The World Economic Forum is clear: they say the future of industry depends not only on technology, but even more on a decisive vision on people. The key question is how to empower employees to achieve their full potential.
Many companies feel the pressure to automate as much as possible, but they often misjudge the potential of automation. When the benefits of a new technology are overestimated, you end up with so-so technology. This term coined by MIT professor Daron Acemoglu refers to developments that disrupt employment and displace workers without significantly improving productivity or quality of service. Consider Google Glasses, for example, which often don’t do what they promise and need a lot of staff to make them work properly.
In such cases, employees rightly feel pushed aside by technology. Their talent, knowledge and dedication are wasted, and nothing is improved.
To achieve a real benefit, the technology has to help people boost productivity in their current tasks.
To find the right balance between technology and people in industry, Professor Dhondt says there are four crucial conditions: safety, skills, people-oriented technology, and participation. In particular, participation is needed to generate real productivity gains. After all, employees who work with production processes or machines every day know better than anyone else how things work. This means it is important to have employees from all levels of the organization participate in the implementation of technology. A perfect logical data model built by the best data analysts can always be better if it integrates real-life experience.
Involving employees from the beginning also creates more buy-in, for example when looking for new solutions.

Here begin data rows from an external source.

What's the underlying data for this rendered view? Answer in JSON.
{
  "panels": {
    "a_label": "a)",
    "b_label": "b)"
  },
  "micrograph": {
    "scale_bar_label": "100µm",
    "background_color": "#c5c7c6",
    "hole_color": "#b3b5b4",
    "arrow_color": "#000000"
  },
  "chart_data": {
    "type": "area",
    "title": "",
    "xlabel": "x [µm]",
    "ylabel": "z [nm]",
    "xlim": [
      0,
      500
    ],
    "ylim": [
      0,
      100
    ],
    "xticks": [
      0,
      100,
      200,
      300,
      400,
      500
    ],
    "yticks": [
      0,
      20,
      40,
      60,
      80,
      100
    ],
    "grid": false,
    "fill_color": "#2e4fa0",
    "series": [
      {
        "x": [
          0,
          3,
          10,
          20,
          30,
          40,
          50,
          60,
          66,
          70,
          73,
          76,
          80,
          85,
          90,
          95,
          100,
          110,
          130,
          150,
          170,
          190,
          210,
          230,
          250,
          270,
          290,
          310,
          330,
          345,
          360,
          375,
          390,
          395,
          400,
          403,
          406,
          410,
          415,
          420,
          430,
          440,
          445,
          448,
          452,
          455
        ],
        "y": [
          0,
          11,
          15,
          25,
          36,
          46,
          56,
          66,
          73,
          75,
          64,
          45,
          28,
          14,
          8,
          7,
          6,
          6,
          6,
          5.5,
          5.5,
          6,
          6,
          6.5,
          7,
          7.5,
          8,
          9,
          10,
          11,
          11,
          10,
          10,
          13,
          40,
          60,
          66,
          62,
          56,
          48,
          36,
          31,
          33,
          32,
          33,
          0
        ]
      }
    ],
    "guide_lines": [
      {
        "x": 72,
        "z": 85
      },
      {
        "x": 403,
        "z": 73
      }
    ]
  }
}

The changes employees go through also need attention. Forcing something on them rarely works. Even after implementation, it is important to make room for input. New opportunities may be spotted when people use the technology every day. As an organization, you need to constantly encourage this dialogue, so that together you can keep looking for the best added value from technology within your organization.
Industry 4.0 was about connected machines and using automation to reduce staff levels. Now we are evolving more and more towards Industry 5.0, where the main focus is on cooperation between people and machines,
but we still think that technology should work autonomously. Professor Dhondt also says we should not lose sight of support. Go for technology that makes complex tasks easier, so that people can learn faster, make fewer mistakes, and work in a healthy, efficient manner. Always think in terms of people. Where can technology provide support, instead of simply replacing an employee? If the work environment is too hot, for example, this is a perfect place for a robot.
Only 9% of companies in Belgium can be regarded as digital leaders. In practice, there is lot of hesitation and doubt when it comes to experimenting with new technology. At the roundtable we hear that this is difficult on the shop floor, where every hour of every worker is needed.
So how can you do this? Talk to people, ask questions, find out how to help them, and ask whether they have any ideas. When you set up an experiment, be honest about expectations. Whenever you try something new, it may not work. Motivation suffers less if everyone starts with this mindset.